Core Values are not strategic. But Core Values do underlie our work.
Core Values determine how we work with each other.
Core Values drive the decisions we make to get the job done, and about how we go about our work.
Core Values should be what we use every day in everything we do.
You have them, but you may not even know it because you’ve never taken the time to sit down and write down what’s most important to you. If you’ve not done that, I encourage you to do it.
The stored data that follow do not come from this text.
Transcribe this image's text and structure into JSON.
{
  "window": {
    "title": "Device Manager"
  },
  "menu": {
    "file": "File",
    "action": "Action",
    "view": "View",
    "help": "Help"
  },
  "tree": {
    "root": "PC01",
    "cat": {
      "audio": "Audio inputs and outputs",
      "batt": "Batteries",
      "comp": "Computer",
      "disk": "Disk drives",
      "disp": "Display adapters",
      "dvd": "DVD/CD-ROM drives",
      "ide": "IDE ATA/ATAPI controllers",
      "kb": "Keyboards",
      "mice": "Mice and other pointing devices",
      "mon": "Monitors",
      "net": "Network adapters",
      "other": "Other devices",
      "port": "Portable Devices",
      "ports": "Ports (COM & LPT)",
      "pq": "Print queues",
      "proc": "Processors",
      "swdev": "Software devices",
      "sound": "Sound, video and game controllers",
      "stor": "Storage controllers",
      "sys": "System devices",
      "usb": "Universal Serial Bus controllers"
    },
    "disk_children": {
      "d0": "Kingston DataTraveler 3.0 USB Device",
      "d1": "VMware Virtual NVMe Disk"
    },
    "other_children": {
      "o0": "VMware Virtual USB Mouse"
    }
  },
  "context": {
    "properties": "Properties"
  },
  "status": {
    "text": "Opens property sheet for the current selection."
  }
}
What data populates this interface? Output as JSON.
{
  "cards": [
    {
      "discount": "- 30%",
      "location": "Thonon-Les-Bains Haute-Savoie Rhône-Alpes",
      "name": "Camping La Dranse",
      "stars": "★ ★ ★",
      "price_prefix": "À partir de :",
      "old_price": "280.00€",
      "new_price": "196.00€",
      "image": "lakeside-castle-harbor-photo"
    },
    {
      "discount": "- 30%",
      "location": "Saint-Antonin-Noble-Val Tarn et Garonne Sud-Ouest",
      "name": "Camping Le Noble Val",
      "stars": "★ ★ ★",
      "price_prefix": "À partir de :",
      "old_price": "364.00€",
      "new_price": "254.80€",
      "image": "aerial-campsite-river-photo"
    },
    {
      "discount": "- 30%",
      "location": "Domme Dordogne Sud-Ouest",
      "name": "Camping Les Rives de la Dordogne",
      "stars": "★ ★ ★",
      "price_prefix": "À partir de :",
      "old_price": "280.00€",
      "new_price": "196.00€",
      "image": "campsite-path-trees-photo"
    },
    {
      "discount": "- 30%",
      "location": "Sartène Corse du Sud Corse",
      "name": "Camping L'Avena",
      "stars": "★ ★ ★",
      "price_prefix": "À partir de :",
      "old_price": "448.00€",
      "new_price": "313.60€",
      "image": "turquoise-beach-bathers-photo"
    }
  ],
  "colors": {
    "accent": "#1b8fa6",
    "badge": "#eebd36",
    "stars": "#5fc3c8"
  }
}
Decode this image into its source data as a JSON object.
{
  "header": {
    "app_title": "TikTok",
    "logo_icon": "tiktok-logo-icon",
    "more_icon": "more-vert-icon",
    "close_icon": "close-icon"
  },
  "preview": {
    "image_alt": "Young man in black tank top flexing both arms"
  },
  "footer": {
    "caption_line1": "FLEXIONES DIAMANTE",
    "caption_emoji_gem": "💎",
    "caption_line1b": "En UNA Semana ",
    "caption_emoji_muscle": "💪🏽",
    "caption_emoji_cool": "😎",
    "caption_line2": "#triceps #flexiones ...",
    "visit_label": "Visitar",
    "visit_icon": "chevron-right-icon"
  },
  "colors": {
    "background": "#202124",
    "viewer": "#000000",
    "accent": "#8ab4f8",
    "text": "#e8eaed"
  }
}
Keep them with you and refer to them often, especially when you get in those kind of edgy situations or circumstances that confront all of us from time to time.
In closing, I want to share my own Core Values with you.
• Be a team player
To me, nothing has the power of teamwork. Playing well with others and sharing positive attitudes are the keys to success.
• Lead with passion
There is no such thing as leadership without passion. It’s the fuel that drives achievement.
• Treat people with respect
It’s about the Golden Rule. There’s no other way.
• Take personal responsibility
Accountability and personal responsibility hold us together as humans and as a society. Stand up and step up.
• Over communicate
Remove doubt with discussion, eliminate confusion with clarity, and give everyone an opportunity to succeed by making sure you are understood, your vision is seen, and your mission is focused.
• Have fun
We’re not here just to be serious all of the time. Smile and others smile with you. Spread your joy around. Don’t take yourself too seriously. Embrace the happiness of others.
- Jim Bailey is president of Bailey Publishing & Communications and publisher of Realty/Builder Connection.